Material and Methods
Study subjects were 24,958 middle-aged men and women of the EPIC (European Prospective Investigation into Cancer and Nutrition)-Potsdam cohort [Ref. 2]. To derive dietary patterns we used the reduced rank regression (RRR) method [Ref. 3] with three response variables presumed to affect weight change: fat density, carbohydrate density, and fiber density. Annual weight change was computed by fitting a linear regression line to each persons’ body weight data (baseline, 2- and 4-year follow-up) and determining the slope. In linear regression models, the pattern score was related to annual weight change.
Results
We identified a food pattern of high consumption of whole grain bread, fruits, fruit juices, grain flakes/muesli, and raw vegetables and low consumption of processed meat, butter, high-fat cheese, margarine and meat to be predictive of subsequent weight change.
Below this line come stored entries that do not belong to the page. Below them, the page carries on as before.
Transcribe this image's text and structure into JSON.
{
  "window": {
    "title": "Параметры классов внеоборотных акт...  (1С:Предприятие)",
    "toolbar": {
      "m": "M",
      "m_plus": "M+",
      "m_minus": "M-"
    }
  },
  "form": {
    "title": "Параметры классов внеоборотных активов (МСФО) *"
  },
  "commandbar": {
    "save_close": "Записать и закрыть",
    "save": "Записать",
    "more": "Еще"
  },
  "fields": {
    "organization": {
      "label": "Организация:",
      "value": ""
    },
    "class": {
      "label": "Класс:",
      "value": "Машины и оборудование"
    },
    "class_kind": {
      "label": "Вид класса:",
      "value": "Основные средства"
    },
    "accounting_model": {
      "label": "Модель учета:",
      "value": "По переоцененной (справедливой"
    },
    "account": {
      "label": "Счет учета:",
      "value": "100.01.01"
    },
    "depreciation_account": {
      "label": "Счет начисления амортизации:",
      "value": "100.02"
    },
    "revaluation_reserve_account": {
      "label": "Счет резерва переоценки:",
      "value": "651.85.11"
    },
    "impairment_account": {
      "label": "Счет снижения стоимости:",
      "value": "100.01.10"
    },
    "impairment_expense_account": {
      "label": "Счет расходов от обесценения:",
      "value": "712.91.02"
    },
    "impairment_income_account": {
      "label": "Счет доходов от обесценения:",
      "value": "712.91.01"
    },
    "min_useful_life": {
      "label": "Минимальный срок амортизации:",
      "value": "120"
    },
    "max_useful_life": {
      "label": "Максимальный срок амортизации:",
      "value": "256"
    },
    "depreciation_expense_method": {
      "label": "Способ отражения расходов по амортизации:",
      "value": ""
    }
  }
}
Mean annual weight gain was gradually decreasing with increasing score of the pattern (p for trend: <0.0001), i.e. subjects scoring high at the pattern maintained their weight or had significantly lower weight gains over time compared with subjects with an opposite pattern. The significance of the food pattern in predicting annual weight change was confined to non-obese subjects however.
Conclusion
In this study population we identified a food pattern characterized by high-fiber and low-fat food choices that can help to maintain body weight or at least prevent excess body weight gain.
References
- 1.
- Newby PK, Tucker KL. Empirically derived eating patterns using factor or cluster analysis: a review. Nutr Rev 2004; 62: 177-203.
- 2.
- Boeing H, Wahrendorf J, Becker N. EPIC-Germany--A source for studies into diet and risk of chronic diseases. European Investigation into Cancer and Nutrition. Ann Nutr Metab 1999; 43: 195-204.
- 3.
- Hoffmann K, Schulze MB, Schienkiewitz A, Nöthlings U, Boeing H. Application of a new statistical method to derive dietary patterns in nutritional epidemiology. Am J Epidemiol 2004; 159: 935-44.